In a speech last week, Lord Thomas of Cwmgiedd (pictured) said that in retrospect the UK took a ‘wrong turning’ in 1979 and in 1996 when it introduced measures to make arbitration more attractive in the international market.

The measures centred around limiting the number of appeals that would come before the courts, to give more finality and certainty to arbitration awards. 

Thomas said limiting the number of appeals reduces the potential for the courts to develop and explain the law, which he said could endanger the development of the common law as the framework to underpin international markets, trade and commerce. 

He said: ‘The change has been hailed as a “pragmatic compromise”, but the clear consequence that can be seen today is that far fewer developments of the law are made in areas where the probability is that the case has had to begin in arbitration.

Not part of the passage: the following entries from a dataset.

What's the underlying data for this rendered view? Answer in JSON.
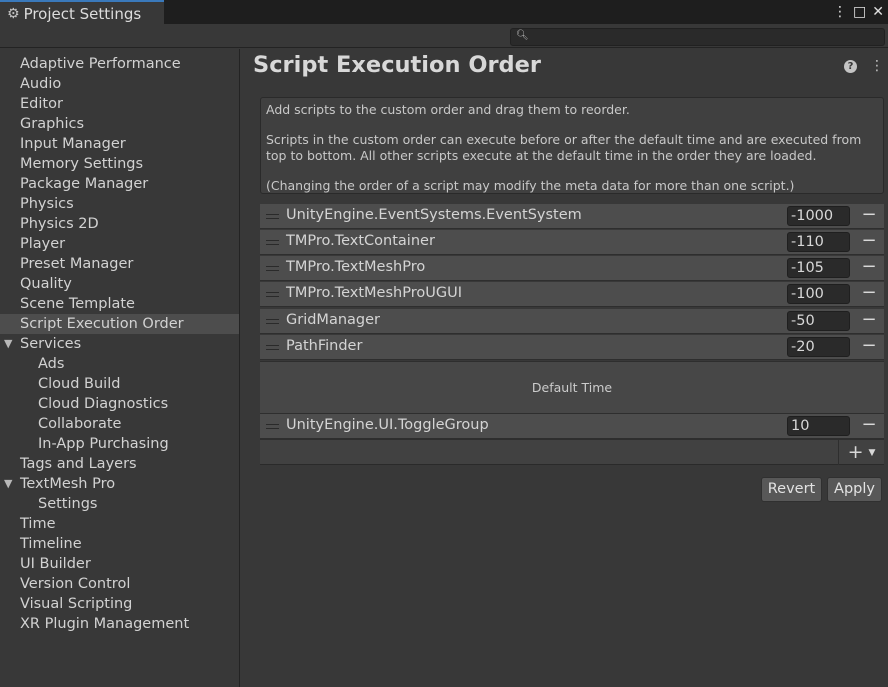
{
  "window": {
    "tab_title": "Project Settings",
    "tab_icon": "gear-icon",
    "menu_icon": "⋮",
    "maximize_icon": "□",
    "close_icon": "✕"
  },
  "search": {
    "placeholder": "",
    "value": ""
  },
  "sidebar": {
    "selected": "Script Execution Order",
    "items": [
      {
        "label": "Adaptive Performance"
      },
      {
        "label": "Audio"
      },
      {
        "label": "Editor"
      },
      {
        "label": "Graphics"
      },
      {
        "label": "Input Manager"
      },
      {
        "label": "Memory Settings"
      },
      {
        "label": "Package Manager"
      },
      {
        "label": "Physics"
      },
      {
        "label": "Physics 2D"
      },
      {
        "label": "Player"
      },
      {
        "label": "Preset Manager"
      },
      {
        "label": "Quality"
      },
      {
        "label": "Scene Template"
      },
      {
        "label": "Script Execution Order"
      },
      {
        "label": "Services",
        "expanded": true
      },
      {
        "label": "Ads"
      },
      {
        "label": "Cloud Build"
      },
      {
        "label": "Cloud Diagnostics"
      },
      {
        "label": "Collaborate"
      },
      {
        "label": "In-App Purchasing"
      },
      {
        "label": "Tags and Layers"
      },
      {
        "label": "TextMesh Pro",
        "expanded": true
      },
      {
        "label": "Settings"
      },
      {
        "label": "Time"
      },
      {
        "label": "Timeline"
      },
      {
        "label": "UI Builder"
      },
      {
        "label": "Version Control"
      },
      {
        "label": "Visual Scripting"
      },
      {
        "label": "XR Plugin Management"
      }
    ]
  },
  "main": {
    "title": "Script Execution Order",
    "help_icon": "?",
    "more_icon": "⋮",
    "info": {
      "line1": "Add scripts to the custom order and drag them to reorder.",
      "line2": "Scripts in the custom order can execute before or after the default time and are executed from top to bottom. All other scripts execute at the default time in the order they are loaded.",
      "line3": "(Changing the order of a script may modify the meta data for more than one script.)"
    },
    "scripts_before": [
      {
        "name": "UnityEngine.EventSystems.EventSystem",
        "order": "-1000"
      },
      {
        "name": "TMPro.TextContainer",
        "order": "-110"
      },
      {
        "name": "TMPro.TextMeshPro",
        "order": "-105"
      },
      {
        "name": "TMPro.TextMeshProUGUI",
        "order": "-100"
      },
      {
        "name": "GridManager",
        "order": "-50"
      },
      {
        "name": "PathFinder",
        "order": "-20"
      }
    ],
    "default_time_label": "Default Time",
    "scripts_after": [
      {
        "name": "UnityEngine.UI.ToggleGroup",
        "order": "10"
      }
    ],
    "remove_glyph": "−",
    "add_glyph": "+",
    "dropdown_glyph": "▼",
    "revert_label": "Revert",
    "apply_label": "Apply"
  }
}
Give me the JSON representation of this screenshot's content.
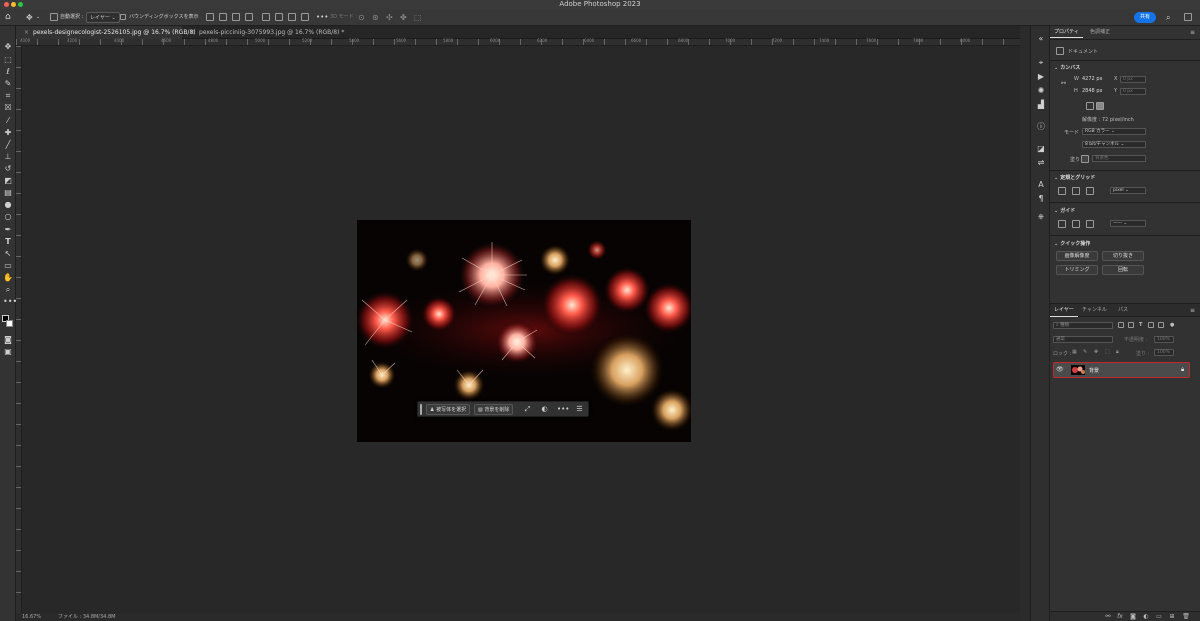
{
  "window": {
    "title": "Adobe Photoshop 2023"
  },
  "options_bar": {
    "auto_select_label": "自動選択 :",
    "auto_select_value": "レイヤー",
    "bbox_label": "バウンディングボックスを表示",
    "mode_3d_label": "3D モード :",
    "share_label": "共有"
  },
  "tabs": [
    {
      "label": "pexels-designecologist-2526105.jpg @ 16.7% (RGB/8)"
    },
    {
      "label": "pexels-picciniig-3075993.jpg @ 16.7% (RGB/8) *"
    }
  ],
  "ruler": {
    "ticks": [
      "4000",
      "4200",
      "4400",
      "4600",
      "4800",
      "5000",
      "5200",
      "5400",
      "5600",
      "5800",
      "6000",
      "6200",
      "6400",
      "6600",
      "6800",
      "7000",
      "7200",
      "7400",
      "7600",
      "7800",
      "8000"
    ]
  },
  "contextual_bar": {
    "select_subject": "被写体を選択",
    "remove_background": "背景を削除"
  },
  "status": {
    "zoom": "16.67%",
    "file_info": "ファイル : 34.8M/34.8M"
  },
  "panels": {
    "tab_properties": "プロパティ",
    "tab_color_adjust": "色調補正",
    "document_label": "ドキュメント",
    "canvas_title": "カンバス",
    "w_label": "W",
    "w_value": "4272 px",
    "h_label": "H",
    "h_value": "2848 px",
    "x_label": "X",
    "x_value": "0 px",
    "y_label": "Y",
    "y_value": "0 px",
    "resolution": "解像度 : 72 pixel/inch",
    "mode_label": "モード",
    "mode_value": "RGB カラー",
    "bits_value": "8 bit/チャンネル",
    "fill_label": "塗り",
    "fill_value": "背景色",
    "rulers_grid_title": "定規とグリッド",
    "unit_value": "pixel",
    "guides_title": "ガイド",
    "quick_actions_title": "クイック操作",
    "qa_image_trim": "画像解像度",
    "qa_crop": "切り抜き",
    "qa_trim": "トリミング",
    "qa_rotate": "回転"
  },
  "layers": {
    "tab_layers": "レイヤー",
    "tab_channels": "チャンネル",
    "tab_paths": "パス",
    "filter_placeholder": "種類",
    "blend_mode": "通常",
    "opacity_label": "不透明度 :",
    "opacity_value": "100%",
    "lock_label": "ロック :",
    "fill_label": "塗り :",
    "fill_value": "100%",
    "items": [
      {
        "name": "背景"
      }
    ]
  },
  "colors": {
    "accent": "#1473e6",
    "selection_outline": "#c0282d"
  }
}
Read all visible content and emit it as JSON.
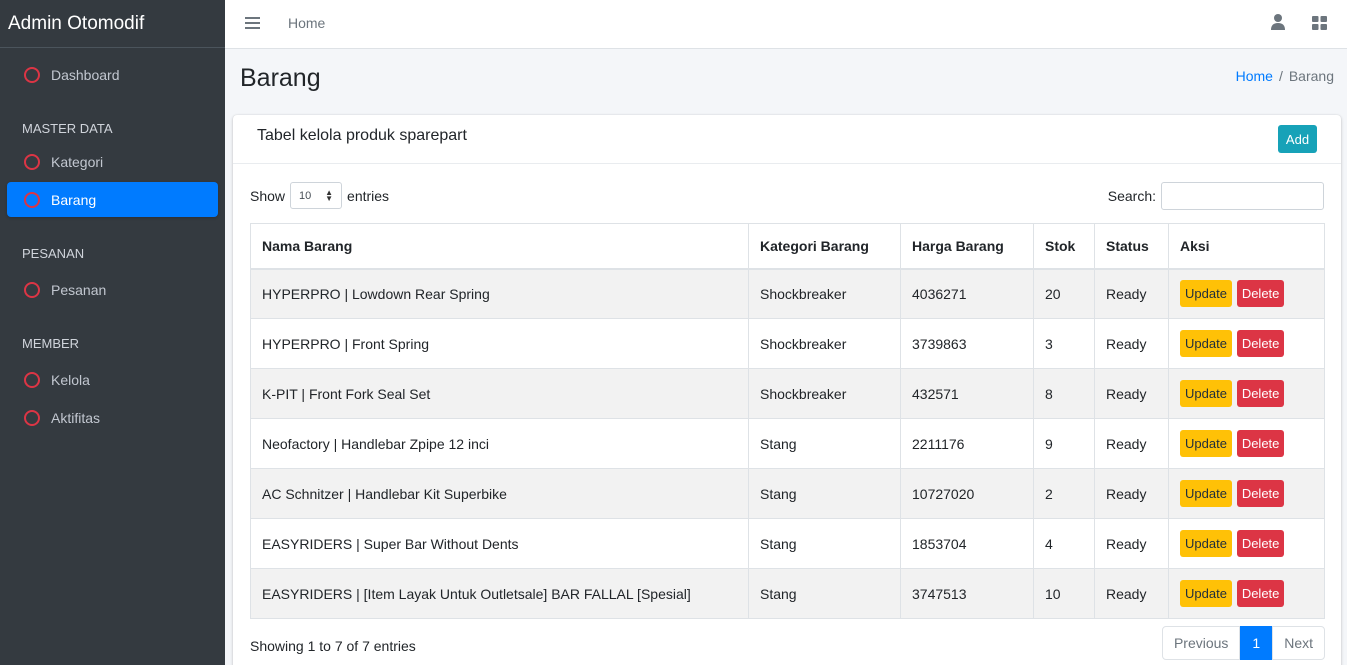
{
  "sidebar": {
    "brand": "Admin Otomodif",
    "dashboard": "Dashboard",
    "master_header": "MASTER DATA",
    "kategori": "Kategori",
    "barang": "Barang",
    "pesanan_header": "PESANAN",
    "pesanan": "Pesanan",
    "member_header": "MEMBER",
    "kelola": "Kelola",
    "aktifitas": "Aktifitas"
  },
  "topbar": {
    "home": "Home"
  },
  "page": {
    "title": "Barang",
    "breadcrumb_home": "Home",
    "breadcrumb_sep": "/",
    "breadcrumb_current": "Barang"
  },
  "card": {
    "title": "Tabel kelola produk sparepart",
    "add_label": "Add"
  },
  "table_controls": {
    "show_label": "Show",
    "entries_value": "10",
    "entries_label": "entries",
    "search_label": "Search:"
  },
  "table": {
    "headers": [
      "Nama Barang",
      "Kategori Barang",
      "Harga Barang",
      "Stok",
      "Status",
      "Aksi"
    ],
    "update_label": "Update",
    "delete_label": "Delete",
    "rows": [
      {
        "nama": "HYPERPRO | Lowdown Rear Spring",
        "kategori": "Shockbreaker",
        "harga": "4036271",
        "stok": "20",
        "status": "Ready"
      },
      {
        "nama": "HYPERPRO | Front Spring",
        "kategori": "Shockbreaker",
        "harga": "3739863",
        "stok": "3",
        "status": "Ready"
      },
      {
        "nama": "K-PIT | Front Fork Seal Set",
        "kategori": "Shockbreaker",
        "harga": "432571",
        "stok": "8",
        "status": "Ready"
      },
      {
        "nama": "Neofactory | Handlebar Zpipe 12 inci",
        "kategori": "Stang",
        "harga": "2211176",
        "stok": "9",
        "status": "Ready"
      },
      {
        "nama": "AC Schnitzer | Handlebar Kit Superbike",
        "kategori": "Stang",
        "harga": "10727020",
        "stok": "2",
        "status": "Ready"
      },
      {
        "nama": "EASYRIDERS | Super Bar Without Dents",
        "kategori": "Stang",
        "harga": "1853704",
        "stok": "4",
        "status": "Ready"
      },
      {
        "nama": "EASYRIDERS | [Item Layak Untuk Outletsale] BAR FALLAL [Spesial]",
        "kategori": "Stang",
        "harga": "3747513",
        "stok": "10",
        "status": "Ready"
      }
    ]
  },
  "footer": {
    "info": "Showing 1 to 7 of 7 entries",
    "previous": "Previous",
    "current_page": "1",
    "next": "Next"
  }
}
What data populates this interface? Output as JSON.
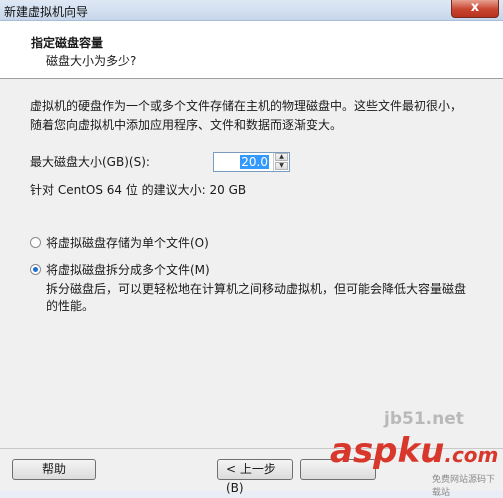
{
  "window": {
    "title": "新建虚拟机向导",
    "close_glyph": "x"
  },
  "header": {
    "title": "指定磁盘容量",
    "subtitle": "磁盘大小为多少?"
  },
  "description": "虚拟机的硬盘作为一个或多个文件存储在主机的物理磁盘中。这些文件最初很小，随着您向虚拟机中添加应用程序、文件和数据而逐渐变大。",
  "size_field": {
    "label": "最大磁盘大小(GB)(S):",
    "value": "20.0"
  },
  "recommended": "针对 CentOS 64 位 的建议大小: 20 GB",
  "radio_options": [
    {
      "label": "将虚拟磁盘存储为单个文件(O)",
      "checked": false
    },
    {
      "label": "将虚拟磁盘拆分成多个文件(M)",
      "checked": true
    }
  ],
  "note": "拆分磁盘后，可以更轻松地在计算机之间移动虚拟机，但可能会降低大容量磁盘的性能。",
  "buttons": {
    "help": "帮助",
    "back": "< 上一步(B)",
    "next": ""
  },
  "watermark": {
    "domain": "jb51.net",
    "brand": "aspku",
    "tld": ".com",
    "tagline": "免费网站源码下载站"
  }
}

'As arbitration clauses are widespread in some sectors of economic activity, there has been a serious impediment to the development of common law by the courts in the UK.’ 

He noted that across many sectors of law traditionally developed in London, particularly relating to the construction industry, shipping, insurance and commodities, many have expressed concern about the lack of case law on standard contracts and changes in commercial practice.

Thomas said that the time is right to look again at the balance between arbitration and the development of common law.

Outlining three ways in which the balance could be redressed, he suggested revising the criteria for appeals, to go back to a more flexible test for permission to appeal.

This would enable the courts to more readily develop the law whilst leaving arbitration as an important means of dispute resolution, he said. 

Greater use of section 45 of the Arbitration Act could also be encouraged, to enable the court to give decisions on points of law arising after the start of arbitration.

Finally, Thomas suggested a greater shift towards litigation. He said that many of the perceived benefits of arbitration, namely that it is confidential, allows greater ease of enforcement and is cheaper and more efficient, were not clear cut and would not stand up against detailed scrutiny today.

He said: ‘Many now see the advantage of court proceedings for some types of dispute, particularly those where the issue at stake is of wide application. The courts have shown that they can lead the way in innovation and in short-form dispute resolution.’ 

Thomas also said there is a need to examine whether other markets would be prepared to follow financial markets, by waiving arbitration in cases where there are significant points of general interest that would be better determined in court.

He said: ‘There is an increasing realisation […] that what matters more to the centrality of the common law, particularly as developed in London, is its use as a basis for doing business. That is, in my opinion, a far more important consideration than the business of dispute resolution in London.’